# Chevy Cruze Crystal Red



## MarkC1956 (Nov 29, 2010)

*Cruze with the Vettes*

Here's my 1 day old Cruze on it's first cruise out front of the National Corvette Museum.


----------



## CRUZE (Nov 24, 2010)

Crystal Red is pretty.


----------



## Cruzer (Oct 18, 2010)

Very nice car Mark! I love those wheels, do you know what size they are?


----------



## shawn672 (Oct 31, 2010)

those are the GORGEOUS 18" oem wheels standard on LTZ


----------



## johnclave123 (Jan 3, 2011)

this is my favorite color in cruze


----------



## mkenc (Oct 19, 2010)

I love it! Congratulations! Check out my album and see what you think.


----------



## fastdriver (Jan 7, 2011)

MarkC1956 said:


> Here's my 1 day old Cruze on it's first cruise out front of the National Corvette Museum.

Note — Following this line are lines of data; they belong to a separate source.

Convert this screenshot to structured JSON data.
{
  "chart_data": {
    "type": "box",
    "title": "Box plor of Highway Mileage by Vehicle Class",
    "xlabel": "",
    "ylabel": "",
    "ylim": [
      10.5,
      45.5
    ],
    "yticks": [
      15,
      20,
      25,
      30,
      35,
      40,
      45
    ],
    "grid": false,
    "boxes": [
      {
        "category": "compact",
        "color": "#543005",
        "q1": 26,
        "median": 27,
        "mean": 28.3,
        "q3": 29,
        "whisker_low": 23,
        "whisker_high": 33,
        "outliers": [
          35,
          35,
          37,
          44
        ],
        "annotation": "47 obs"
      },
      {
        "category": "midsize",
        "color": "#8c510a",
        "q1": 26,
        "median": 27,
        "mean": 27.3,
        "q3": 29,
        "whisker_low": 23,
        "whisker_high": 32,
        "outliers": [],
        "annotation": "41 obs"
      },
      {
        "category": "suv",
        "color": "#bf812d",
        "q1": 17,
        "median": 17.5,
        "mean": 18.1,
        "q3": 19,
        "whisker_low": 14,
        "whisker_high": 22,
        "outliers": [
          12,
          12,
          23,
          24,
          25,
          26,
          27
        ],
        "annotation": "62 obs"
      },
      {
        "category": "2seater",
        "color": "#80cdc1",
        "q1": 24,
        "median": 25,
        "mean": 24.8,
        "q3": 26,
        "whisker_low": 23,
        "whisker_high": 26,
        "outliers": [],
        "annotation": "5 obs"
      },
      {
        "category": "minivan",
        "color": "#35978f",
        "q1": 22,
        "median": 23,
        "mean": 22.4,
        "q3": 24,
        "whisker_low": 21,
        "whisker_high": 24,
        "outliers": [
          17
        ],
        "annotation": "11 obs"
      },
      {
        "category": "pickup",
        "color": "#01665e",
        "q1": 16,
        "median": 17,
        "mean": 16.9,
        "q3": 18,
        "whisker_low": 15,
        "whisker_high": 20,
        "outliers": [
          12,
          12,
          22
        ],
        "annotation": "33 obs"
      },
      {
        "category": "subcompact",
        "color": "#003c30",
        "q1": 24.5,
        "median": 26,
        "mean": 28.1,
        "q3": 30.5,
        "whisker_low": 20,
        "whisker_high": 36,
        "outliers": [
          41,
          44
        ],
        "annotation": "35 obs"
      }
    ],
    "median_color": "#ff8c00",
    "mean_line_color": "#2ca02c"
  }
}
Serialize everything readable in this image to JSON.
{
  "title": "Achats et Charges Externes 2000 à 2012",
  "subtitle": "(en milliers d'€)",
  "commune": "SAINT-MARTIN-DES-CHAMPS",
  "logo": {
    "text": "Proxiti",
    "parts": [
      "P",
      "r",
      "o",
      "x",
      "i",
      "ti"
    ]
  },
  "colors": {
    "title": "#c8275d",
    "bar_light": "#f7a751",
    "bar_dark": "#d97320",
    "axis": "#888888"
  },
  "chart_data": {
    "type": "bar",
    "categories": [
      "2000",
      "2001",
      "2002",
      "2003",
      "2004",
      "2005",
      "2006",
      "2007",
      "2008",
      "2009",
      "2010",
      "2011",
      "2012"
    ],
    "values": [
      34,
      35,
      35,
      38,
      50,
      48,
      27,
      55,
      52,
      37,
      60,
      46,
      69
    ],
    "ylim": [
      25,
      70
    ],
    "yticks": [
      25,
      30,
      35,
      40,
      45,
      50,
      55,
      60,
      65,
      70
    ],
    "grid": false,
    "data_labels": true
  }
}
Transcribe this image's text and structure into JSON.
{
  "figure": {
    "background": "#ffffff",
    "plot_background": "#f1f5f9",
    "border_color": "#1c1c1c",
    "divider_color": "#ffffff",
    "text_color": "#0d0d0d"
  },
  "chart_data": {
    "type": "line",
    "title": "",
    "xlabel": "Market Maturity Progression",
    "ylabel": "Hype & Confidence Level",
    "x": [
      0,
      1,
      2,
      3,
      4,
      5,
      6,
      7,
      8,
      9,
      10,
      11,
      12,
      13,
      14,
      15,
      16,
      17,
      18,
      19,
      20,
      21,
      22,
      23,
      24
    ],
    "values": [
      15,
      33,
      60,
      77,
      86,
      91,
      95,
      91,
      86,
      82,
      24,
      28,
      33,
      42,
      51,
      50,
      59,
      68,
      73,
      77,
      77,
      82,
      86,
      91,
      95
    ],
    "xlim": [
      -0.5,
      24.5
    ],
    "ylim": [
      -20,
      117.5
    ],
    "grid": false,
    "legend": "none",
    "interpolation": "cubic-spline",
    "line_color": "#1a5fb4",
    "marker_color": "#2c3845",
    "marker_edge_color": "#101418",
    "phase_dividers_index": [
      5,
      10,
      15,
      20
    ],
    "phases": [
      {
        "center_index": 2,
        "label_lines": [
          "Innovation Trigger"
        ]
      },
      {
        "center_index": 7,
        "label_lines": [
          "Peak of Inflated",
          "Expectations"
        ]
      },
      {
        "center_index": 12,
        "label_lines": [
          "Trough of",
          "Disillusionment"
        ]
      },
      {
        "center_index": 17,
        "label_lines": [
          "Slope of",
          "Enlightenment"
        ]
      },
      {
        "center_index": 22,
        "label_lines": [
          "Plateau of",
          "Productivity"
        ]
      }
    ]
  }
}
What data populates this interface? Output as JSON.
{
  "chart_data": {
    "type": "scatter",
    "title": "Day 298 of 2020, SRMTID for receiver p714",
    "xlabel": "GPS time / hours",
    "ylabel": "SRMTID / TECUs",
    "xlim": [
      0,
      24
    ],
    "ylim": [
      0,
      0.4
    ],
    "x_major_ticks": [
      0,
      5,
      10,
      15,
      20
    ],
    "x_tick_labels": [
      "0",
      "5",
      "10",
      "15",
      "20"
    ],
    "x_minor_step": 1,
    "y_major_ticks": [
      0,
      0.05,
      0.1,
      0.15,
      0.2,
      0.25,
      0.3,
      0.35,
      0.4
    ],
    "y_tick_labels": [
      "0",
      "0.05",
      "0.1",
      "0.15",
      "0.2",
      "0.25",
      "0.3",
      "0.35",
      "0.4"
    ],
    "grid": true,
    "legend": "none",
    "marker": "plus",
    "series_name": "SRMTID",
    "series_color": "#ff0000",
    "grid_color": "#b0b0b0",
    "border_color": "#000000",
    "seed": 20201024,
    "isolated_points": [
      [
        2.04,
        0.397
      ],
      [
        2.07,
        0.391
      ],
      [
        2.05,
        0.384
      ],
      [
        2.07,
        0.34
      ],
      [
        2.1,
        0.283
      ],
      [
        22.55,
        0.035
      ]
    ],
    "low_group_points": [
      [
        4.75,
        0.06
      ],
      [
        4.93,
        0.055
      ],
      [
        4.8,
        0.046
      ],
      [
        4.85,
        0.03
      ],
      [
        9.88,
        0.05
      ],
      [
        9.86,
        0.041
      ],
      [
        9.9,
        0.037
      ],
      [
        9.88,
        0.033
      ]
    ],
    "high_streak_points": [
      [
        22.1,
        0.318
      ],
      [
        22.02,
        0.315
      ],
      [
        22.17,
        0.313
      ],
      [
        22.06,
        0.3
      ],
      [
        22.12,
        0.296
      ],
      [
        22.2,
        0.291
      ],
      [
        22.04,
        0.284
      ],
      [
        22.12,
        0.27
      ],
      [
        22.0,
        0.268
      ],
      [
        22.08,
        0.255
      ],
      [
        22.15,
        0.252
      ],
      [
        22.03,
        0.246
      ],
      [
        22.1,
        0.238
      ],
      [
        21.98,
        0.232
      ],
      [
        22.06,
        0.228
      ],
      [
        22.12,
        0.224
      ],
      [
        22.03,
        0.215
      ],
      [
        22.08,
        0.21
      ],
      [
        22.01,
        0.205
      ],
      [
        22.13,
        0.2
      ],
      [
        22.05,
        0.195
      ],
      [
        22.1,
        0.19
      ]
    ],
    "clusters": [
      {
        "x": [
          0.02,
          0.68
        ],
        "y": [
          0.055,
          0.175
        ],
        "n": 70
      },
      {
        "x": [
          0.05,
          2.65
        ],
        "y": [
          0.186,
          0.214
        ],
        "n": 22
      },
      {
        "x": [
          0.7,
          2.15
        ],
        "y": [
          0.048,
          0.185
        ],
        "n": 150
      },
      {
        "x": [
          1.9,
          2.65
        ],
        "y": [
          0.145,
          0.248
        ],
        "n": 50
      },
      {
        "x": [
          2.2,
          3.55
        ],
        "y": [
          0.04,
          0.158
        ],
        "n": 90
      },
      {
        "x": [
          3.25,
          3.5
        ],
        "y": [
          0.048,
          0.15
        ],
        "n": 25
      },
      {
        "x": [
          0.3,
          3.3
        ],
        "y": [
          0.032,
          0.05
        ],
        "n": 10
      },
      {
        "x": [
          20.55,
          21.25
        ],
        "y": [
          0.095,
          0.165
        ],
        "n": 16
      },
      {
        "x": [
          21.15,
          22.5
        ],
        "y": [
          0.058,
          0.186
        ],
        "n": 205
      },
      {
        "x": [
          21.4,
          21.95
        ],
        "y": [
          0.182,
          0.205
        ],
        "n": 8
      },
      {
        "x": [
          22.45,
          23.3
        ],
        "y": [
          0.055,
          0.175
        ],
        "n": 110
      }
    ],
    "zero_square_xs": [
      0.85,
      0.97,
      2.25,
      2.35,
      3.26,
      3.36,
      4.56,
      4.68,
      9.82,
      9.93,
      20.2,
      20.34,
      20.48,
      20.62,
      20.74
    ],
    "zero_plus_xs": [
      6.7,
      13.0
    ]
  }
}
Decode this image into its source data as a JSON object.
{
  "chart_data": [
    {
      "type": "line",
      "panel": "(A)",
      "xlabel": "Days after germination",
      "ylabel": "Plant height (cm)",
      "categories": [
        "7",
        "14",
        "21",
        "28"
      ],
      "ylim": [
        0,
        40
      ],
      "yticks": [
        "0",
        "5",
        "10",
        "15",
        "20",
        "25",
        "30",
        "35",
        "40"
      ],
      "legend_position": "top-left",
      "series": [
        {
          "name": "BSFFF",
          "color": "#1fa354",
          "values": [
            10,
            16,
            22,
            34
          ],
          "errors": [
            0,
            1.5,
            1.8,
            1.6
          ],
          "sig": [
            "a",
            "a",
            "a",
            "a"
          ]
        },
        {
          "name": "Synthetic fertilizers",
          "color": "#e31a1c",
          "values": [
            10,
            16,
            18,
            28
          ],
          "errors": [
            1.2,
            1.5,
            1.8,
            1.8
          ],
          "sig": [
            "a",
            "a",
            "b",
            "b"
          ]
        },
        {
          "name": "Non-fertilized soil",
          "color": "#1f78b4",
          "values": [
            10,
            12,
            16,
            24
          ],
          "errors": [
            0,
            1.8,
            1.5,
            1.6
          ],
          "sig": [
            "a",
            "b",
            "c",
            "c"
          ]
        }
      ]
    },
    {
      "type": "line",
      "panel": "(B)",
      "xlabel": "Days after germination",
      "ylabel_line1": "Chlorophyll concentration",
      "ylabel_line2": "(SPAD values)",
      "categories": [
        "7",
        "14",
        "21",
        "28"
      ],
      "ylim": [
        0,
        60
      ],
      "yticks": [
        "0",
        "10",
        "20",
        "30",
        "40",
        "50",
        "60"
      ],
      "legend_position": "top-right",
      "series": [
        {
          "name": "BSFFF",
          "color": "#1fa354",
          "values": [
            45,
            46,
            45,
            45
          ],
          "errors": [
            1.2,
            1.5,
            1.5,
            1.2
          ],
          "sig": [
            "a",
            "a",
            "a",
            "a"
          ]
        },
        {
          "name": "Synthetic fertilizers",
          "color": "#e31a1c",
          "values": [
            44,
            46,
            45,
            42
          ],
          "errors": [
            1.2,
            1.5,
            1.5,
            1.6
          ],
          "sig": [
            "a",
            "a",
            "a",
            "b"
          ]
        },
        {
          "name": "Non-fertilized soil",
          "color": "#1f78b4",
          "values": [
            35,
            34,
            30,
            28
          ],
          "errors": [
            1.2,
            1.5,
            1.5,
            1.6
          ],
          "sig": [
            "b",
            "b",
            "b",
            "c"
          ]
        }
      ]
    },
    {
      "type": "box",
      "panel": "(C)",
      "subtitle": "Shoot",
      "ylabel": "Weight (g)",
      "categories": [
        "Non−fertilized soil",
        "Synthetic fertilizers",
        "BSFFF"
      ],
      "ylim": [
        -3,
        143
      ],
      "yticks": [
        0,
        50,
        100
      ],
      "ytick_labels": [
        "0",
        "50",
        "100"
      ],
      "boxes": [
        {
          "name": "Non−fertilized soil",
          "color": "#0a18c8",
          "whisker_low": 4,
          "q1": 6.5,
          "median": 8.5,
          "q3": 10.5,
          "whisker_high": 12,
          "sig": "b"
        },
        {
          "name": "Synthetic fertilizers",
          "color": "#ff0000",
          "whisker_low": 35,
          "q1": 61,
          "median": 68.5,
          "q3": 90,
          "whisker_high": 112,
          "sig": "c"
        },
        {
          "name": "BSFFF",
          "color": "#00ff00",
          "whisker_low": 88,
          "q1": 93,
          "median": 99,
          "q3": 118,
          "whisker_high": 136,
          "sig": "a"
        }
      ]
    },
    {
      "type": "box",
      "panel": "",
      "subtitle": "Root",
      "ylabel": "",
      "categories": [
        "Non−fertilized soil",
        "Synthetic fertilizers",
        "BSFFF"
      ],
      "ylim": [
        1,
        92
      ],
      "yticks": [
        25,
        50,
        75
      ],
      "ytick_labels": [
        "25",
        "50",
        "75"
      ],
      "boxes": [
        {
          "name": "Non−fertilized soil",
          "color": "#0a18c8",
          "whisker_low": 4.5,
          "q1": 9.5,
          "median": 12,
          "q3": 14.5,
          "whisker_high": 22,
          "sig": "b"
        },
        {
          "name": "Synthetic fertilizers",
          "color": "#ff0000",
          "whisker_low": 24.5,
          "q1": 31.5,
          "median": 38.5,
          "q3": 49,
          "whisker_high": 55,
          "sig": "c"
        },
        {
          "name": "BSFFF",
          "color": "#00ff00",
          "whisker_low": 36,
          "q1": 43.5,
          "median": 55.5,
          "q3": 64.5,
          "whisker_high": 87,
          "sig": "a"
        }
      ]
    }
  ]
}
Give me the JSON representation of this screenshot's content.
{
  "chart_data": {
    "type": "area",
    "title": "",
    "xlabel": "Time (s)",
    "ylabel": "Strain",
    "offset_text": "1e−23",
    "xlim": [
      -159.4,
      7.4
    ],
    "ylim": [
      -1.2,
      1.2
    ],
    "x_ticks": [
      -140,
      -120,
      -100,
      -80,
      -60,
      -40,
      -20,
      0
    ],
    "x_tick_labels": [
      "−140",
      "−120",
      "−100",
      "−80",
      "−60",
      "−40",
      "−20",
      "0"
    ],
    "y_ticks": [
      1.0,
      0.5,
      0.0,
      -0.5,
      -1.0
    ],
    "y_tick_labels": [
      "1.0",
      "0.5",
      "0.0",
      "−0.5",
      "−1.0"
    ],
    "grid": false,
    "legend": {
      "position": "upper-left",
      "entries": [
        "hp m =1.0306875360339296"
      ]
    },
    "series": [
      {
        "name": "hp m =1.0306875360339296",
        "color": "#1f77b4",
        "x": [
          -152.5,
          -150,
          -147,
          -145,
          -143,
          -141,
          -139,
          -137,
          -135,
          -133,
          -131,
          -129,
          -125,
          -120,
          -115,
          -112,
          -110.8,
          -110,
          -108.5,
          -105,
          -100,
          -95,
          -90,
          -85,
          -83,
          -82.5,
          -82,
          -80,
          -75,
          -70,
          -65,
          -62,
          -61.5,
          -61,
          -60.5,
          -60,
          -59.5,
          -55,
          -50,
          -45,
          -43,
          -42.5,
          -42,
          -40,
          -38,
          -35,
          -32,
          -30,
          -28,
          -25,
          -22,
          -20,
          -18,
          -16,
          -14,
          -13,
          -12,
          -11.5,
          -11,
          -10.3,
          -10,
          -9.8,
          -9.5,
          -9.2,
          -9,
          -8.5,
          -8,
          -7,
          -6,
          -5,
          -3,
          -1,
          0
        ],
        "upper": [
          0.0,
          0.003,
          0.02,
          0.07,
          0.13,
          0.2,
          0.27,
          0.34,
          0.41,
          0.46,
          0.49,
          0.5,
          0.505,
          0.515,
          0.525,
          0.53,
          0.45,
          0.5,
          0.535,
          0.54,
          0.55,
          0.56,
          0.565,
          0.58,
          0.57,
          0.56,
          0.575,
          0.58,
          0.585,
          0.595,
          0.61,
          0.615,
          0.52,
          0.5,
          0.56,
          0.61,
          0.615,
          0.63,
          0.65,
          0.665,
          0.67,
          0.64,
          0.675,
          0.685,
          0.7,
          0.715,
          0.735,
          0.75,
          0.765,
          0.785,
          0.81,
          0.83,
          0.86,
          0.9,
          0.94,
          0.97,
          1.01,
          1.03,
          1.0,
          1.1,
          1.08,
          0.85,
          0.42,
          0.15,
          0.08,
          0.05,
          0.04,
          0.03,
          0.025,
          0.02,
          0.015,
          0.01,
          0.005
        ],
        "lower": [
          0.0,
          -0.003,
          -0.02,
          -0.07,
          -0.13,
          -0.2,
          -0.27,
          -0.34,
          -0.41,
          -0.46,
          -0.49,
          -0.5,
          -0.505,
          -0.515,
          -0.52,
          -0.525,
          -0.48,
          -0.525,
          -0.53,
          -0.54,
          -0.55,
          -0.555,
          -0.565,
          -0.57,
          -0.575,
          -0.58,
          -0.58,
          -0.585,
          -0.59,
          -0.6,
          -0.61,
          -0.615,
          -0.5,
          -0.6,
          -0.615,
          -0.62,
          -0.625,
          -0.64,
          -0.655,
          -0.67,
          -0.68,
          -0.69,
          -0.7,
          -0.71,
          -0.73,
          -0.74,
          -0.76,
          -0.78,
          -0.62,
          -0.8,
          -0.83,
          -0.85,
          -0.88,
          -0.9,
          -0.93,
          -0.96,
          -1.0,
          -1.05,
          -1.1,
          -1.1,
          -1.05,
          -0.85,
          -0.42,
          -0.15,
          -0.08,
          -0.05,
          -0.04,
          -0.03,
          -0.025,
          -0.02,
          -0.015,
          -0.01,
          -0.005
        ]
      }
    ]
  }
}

Love it! Just the color I want, but with the RS trim and no nav. I like the OnStar directions better.


----------



## luv2cruze (Dec 15, 2010)

Hey Mark, what level is your tint? I ordered the Crystal Red as well, and I plan to tint it. I like what you've done, it suits the car well.


----------



## LARRY01Z28 (Dec 4, 2010)

is it a myth that you shouldnt tint your windows in the winter time??


----------



## 70AARCUDA (Nov 14, 2010)

...don't know about "up north" but it's apparently not true down here in the "southwest," as we bought our LTZ on 02-Nov-10 and the dealership had no quams about tinting (dark) the windows.


----------



## LARRY01Z28 (Dec 4, 2010)

yeah i dont know i have just heard that before. i want to tint my windows but i dont know if i should wait until spring


----------